Fortgesetztes Verfahren:

1902/79 E ;

Betreff

Der Verwaltungsgerichtshof hat durch den Vorsitzenden Vizepräsident Dr. Lehne und die Hofräte Dr. Straßmann, DDr. Hauer, Dr. Würth und Dr. Leukauf als Richter, im Beisein der Schriftführerin Kommissär Dr. Forster, über die Beschwerde der OHG N in G, vertreten durch Dr. Reinhard Hohenberg, Rechtsanwalt in Graz, Schönaugasse 4, gegen den Bescheid des Gemeinderates der Landeshauptstadt Graz vom , Zl.
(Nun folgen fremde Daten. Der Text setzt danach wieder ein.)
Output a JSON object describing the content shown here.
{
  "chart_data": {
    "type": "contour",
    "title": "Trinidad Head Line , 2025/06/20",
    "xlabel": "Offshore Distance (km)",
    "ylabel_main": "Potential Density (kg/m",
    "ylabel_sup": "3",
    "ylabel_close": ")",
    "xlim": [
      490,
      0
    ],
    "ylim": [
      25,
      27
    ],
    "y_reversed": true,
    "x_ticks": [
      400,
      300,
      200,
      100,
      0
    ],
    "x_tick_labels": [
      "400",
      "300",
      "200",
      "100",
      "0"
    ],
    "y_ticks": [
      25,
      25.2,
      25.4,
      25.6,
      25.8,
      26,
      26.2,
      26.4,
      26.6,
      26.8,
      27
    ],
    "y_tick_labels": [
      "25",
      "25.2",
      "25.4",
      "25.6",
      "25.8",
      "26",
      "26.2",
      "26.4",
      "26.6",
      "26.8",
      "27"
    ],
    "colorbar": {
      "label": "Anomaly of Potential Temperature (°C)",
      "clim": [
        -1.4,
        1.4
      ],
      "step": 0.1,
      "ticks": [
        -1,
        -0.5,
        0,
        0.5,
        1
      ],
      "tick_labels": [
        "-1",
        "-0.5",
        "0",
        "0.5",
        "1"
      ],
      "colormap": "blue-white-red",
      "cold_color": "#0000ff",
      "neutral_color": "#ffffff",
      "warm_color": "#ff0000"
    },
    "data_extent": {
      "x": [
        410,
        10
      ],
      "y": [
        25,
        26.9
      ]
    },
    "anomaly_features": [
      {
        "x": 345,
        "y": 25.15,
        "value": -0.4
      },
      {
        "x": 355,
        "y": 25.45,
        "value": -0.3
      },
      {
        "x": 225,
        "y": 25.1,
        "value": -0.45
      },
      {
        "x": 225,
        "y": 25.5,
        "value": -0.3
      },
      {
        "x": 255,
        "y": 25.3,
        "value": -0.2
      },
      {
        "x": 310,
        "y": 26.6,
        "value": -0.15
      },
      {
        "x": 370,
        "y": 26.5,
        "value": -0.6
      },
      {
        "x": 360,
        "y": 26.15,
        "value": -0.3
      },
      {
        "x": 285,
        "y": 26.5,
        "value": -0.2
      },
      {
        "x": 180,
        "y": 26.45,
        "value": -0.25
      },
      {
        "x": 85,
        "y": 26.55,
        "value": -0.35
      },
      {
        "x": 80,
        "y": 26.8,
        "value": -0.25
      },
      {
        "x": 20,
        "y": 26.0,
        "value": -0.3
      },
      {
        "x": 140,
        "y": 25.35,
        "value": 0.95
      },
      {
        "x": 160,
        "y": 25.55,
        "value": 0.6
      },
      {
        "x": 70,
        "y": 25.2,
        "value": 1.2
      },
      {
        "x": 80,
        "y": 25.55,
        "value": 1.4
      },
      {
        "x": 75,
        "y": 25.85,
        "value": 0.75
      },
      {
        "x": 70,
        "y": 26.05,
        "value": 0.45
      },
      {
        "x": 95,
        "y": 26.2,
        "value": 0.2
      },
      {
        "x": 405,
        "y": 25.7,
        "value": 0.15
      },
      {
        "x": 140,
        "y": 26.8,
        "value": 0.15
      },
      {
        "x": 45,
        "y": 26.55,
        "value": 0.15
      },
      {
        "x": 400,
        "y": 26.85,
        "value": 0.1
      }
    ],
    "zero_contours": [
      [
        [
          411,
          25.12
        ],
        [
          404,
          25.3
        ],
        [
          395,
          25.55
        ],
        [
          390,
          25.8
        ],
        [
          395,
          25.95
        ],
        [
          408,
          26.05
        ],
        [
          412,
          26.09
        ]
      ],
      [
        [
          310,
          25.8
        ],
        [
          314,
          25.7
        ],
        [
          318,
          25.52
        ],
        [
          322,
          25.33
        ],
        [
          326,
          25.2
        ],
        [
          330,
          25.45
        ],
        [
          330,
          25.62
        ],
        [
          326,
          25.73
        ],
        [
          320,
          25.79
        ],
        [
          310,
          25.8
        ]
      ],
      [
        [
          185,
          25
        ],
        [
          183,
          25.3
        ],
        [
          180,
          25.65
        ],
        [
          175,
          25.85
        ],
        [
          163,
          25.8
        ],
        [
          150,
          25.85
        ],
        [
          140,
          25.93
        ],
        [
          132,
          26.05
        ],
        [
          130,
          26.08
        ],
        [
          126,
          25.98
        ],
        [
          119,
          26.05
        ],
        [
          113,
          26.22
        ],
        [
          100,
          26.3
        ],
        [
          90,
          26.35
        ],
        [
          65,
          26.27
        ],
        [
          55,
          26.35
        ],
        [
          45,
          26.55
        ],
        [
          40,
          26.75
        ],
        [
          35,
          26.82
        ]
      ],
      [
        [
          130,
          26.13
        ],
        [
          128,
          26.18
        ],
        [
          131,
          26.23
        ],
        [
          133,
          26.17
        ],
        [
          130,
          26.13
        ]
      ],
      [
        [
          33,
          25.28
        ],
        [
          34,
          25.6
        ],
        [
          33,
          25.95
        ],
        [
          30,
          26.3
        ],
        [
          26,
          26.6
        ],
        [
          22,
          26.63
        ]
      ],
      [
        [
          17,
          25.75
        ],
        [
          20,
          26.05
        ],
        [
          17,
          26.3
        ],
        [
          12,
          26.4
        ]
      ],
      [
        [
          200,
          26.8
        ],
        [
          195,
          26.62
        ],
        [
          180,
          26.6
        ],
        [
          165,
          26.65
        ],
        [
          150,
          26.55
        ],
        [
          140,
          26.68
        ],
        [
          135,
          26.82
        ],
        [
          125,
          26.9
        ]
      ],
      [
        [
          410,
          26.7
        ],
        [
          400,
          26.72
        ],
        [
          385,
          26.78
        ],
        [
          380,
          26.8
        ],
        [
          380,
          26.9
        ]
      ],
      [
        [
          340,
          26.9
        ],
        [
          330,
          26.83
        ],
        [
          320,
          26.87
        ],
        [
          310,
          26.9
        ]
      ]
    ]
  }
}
A 17-K-10.676/8- 1978, betreffend Vorschreibung in einer Widmungsbewilligung, zu Recht erkannt:

Spruch

Der angefochtene Bescheid wird hinsichtlich seiner Vorschreibung "Lagerungen sind ausschließlich in der geschlossenen Lagerhalle vorzunehmen" wegen Rechtswidrigkeit seines Inhaltes aufgehoben.

Die Landeshauptstadt Graz hat der Beschwerdeführerin Aufwendungen in der Höhe von S 3.290,-- binnen zwei Wochen bei sonstiger Exekution zu ersetzen.

Begründung

Mit Bescheid vom erteilte der Stadtsenat der Landeshauptstadt Graz der Beschwerdeführerin die Widmungsbewilligung für das Grundstück 2143/2, inneliegend in EZ. 1054 des Grundbuches der Katastralgemeinde X, unter gleichzeitiger Vorschreibung von Auflagen. Unter anderem war in Punkt 13) unter dem Titel "Abstell- und Lagerungsverbot" angeordnet worden:

"Auf der nichtbebauten Fläche des Bauplatzes ist das Abstellen und die Lagerung von Gegenständen aller Art unzulässig."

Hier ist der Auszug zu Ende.